A Pause of Breath and Awareness…It has be simple.

We were raised in systems and live in a culture mostly based on tasks, goals, and judgements. How is it humanly possible to shift habits formed by these systems to be present with moments of self-care and the pauses of mindful breath and space that we know we must do for ourselves and for our children? How do we possibly find a way to include in our lives a conscious moment when house, kids, work, relationships, activities, and just managing the day, let alone our aspirations, are more than all-consuming? 
We know that a regular practice of some kind of mindfulness or meditation or being with Source/ God/Nature/Life is important. We know that we model for our children. Yet, it can be a struggle to do that modeling. We want our kids to be able to take calm breaks and make wise choices. We want them to learn skills to help them cope with their big feelings. We know that mindful awareness has a lot to do this. And, another day has gone by and we wonder if they’ll ever get it, or, if we will ever get it.
It has to be simple…really simple. It has to be easy…really easy.    
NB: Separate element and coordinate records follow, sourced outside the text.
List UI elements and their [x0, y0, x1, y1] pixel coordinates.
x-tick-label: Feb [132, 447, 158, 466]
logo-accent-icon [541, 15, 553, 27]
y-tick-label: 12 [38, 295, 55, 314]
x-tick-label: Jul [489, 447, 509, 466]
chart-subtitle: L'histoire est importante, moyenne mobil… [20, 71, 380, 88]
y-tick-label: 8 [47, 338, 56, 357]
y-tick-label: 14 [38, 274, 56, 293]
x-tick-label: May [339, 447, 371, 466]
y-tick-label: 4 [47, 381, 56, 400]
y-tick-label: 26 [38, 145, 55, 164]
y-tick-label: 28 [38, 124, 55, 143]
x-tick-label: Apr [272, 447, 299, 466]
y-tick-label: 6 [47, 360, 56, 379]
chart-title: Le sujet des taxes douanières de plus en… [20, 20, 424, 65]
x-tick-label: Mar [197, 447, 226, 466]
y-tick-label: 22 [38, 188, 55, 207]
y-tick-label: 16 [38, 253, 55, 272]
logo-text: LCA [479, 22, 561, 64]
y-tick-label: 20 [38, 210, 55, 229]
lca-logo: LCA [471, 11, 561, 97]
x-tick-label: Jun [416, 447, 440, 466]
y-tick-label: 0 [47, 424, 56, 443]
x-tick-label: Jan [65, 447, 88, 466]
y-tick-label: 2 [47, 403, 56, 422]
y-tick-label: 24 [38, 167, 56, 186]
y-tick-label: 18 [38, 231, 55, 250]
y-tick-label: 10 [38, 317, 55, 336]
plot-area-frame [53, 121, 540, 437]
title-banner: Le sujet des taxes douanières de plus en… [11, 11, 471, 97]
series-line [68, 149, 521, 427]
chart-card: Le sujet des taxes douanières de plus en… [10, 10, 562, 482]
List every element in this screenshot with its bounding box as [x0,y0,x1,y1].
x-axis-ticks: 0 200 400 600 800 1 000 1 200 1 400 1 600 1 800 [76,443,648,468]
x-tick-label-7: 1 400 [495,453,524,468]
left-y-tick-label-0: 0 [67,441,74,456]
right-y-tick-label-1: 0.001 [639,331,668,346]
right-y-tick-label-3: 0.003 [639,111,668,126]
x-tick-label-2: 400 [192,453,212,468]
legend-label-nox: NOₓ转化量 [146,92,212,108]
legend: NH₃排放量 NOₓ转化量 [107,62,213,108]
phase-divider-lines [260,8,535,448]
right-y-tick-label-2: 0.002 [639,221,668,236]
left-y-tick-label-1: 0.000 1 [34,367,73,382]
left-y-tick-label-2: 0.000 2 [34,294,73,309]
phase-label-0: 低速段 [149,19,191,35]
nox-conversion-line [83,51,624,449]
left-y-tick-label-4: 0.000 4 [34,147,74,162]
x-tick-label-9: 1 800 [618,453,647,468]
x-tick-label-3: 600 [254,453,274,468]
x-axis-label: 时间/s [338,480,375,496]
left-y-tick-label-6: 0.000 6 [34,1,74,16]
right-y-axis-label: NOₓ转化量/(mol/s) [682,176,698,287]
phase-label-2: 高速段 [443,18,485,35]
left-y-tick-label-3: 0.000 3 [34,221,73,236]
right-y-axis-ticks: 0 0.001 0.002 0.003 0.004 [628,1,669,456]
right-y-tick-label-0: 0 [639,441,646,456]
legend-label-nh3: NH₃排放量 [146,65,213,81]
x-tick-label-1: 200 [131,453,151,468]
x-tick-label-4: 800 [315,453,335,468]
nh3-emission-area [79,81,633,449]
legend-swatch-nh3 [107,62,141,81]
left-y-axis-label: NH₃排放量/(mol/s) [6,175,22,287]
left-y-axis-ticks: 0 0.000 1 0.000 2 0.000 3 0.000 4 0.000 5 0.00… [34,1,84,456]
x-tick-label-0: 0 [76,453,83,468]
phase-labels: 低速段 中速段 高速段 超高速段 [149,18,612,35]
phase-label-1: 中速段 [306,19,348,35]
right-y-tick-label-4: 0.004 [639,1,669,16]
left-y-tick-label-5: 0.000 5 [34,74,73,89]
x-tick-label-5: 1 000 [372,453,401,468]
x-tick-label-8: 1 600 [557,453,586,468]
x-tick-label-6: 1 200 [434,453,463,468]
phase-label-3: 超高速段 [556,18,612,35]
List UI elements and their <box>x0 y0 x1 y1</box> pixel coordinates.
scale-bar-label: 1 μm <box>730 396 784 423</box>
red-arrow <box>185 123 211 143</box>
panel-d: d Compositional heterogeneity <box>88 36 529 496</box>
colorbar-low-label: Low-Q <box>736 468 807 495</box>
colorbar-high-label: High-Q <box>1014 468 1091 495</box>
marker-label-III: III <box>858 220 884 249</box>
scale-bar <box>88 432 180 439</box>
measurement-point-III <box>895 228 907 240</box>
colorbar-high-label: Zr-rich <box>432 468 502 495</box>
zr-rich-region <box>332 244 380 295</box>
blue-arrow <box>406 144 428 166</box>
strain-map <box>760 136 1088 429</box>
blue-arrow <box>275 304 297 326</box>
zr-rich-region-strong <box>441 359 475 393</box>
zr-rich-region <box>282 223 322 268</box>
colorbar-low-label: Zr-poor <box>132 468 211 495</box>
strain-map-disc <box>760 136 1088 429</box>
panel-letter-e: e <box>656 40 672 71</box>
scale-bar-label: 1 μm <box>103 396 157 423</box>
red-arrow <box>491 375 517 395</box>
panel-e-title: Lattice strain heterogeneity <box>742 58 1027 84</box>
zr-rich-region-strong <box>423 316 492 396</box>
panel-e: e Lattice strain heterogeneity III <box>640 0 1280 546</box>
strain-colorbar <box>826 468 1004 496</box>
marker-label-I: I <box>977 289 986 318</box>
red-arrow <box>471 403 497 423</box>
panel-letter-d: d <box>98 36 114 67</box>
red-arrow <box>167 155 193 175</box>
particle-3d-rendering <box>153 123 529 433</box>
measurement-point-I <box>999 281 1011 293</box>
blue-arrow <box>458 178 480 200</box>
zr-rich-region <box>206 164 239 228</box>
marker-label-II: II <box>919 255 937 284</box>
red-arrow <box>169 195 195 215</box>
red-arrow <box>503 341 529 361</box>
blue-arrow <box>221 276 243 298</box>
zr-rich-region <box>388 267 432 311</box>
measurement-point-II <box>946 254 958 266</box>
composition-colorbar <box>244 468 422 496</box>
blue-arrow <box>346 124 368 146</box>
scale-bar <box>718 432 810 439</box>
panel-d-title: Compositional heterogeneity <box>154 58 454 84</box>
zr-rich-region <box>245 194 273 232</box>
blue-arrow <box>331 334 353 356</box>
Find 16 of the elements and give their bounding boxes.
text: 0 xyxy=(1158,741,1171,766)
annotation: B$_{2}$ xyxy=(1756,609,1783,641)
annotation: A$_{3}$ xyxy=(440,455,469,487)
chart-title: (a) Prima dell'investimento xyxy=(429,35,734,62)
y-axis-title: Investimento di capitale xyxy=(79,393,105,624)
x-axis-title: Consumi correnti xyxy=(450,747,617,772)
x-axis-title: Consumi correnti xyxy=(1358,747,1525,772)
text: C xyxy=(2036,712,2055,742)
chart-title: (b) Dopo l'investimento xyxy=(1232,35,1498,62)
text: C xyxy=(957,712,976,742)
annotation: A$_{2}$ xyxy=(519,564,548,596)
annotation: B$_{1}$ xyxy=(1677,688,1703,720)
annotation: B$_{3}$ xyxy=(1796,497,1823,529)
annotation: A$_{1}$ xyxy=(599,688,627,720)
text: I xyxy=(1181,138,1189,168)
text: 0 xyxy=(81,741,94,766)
I’m inspired by a discussion of a group of mothers of still young children. We asked the question, “How do you include a mindfulness practice in your day?”  The women first shared about their extraordinarily busy lives and the real-life struggles and difficulties in including any possibility of any form of mindful practice in their days. We were at an educators’ retreat sponsored by Mindful Education Santa Fe. A beautiful conversation of questions, challenges, small successes, ideas, inspiration and hope unfolded. Honesty and richness flowed from the conversation –

  • We are all learning how to do this. Most of our systems and work places are primarily task-based. We are expected to do more and more. The demands are so clear and overwhelming. And, we choose to remember that we are learning how to take a stand for a brief break and self-care. We are learning how to listen to and express needs in an environment that often may not encourage this. We must be kind to ourselves and honor the tiniest of steps because we are learning.
  • We need support. We need each other. We need these discussions that are based on listening and acceptance. We need to bounce our failures, challenges and successes off each other. Surveys show that support is a prime factor in incorporating the transformations of mindful awareness in work places and families.
  • The word “priority” is key. It helps to use “priority” as a “mantra” or slogan throughout the day. For example, three breaths and a five-minute break are priorities.
  • Neurologically a very small time done every day is better than a longer time done weekly. If it’s not possible to imagine a 10 minute time for settling in, a brain break, or self-compassionate care, then start small with 30 seconds or 1 minute. It will naturally grow to 2 minutes or 5 minutes.  A Google study found that those who took a ten minute brain break (mindful awareness) had a 10% increase in productivity.
  • It helps to have a designated accepted routine, and/ or place for brain breaks.Then the boundaries are clear. We can create workplaces where there is a designated system or place for brief uninterrupted breaks. We can make boundaries around when we look at and answer emails.
  • It is possible to create work places that value a quiet moment at the beginning of meetings. We can also do this at family meetings. Whether a five minute brain break, or a moment of peace or breathing together, we prepare ourselves for listening and making decisions.
  • We can slow things down with breath even during the business of life. Breath helps us hold a deeper “container” of connection with ourselves and others. It helps us gather the presence needed for ourselves, our clients or students, and the interpersonal life of the work place.
I hear the words of another teacher present at the retreat,….”In order to live my day rather than get through my day, it has to come from the inside out, from my heart, not my head. I have to keep moving to my heart, no matter what.” It’s another mindful choice.
I’m excited by these mothers and teachers, and the potential for brief discussions that respect each person’s struggles, experiences and ideas. We need each other for these conversations and to encourage and inspire our dreams. We need to appreciate and encourage each other, listen to the rawness, and believe both in each other’s wisdom and our collaborative wisdom and power to make changes.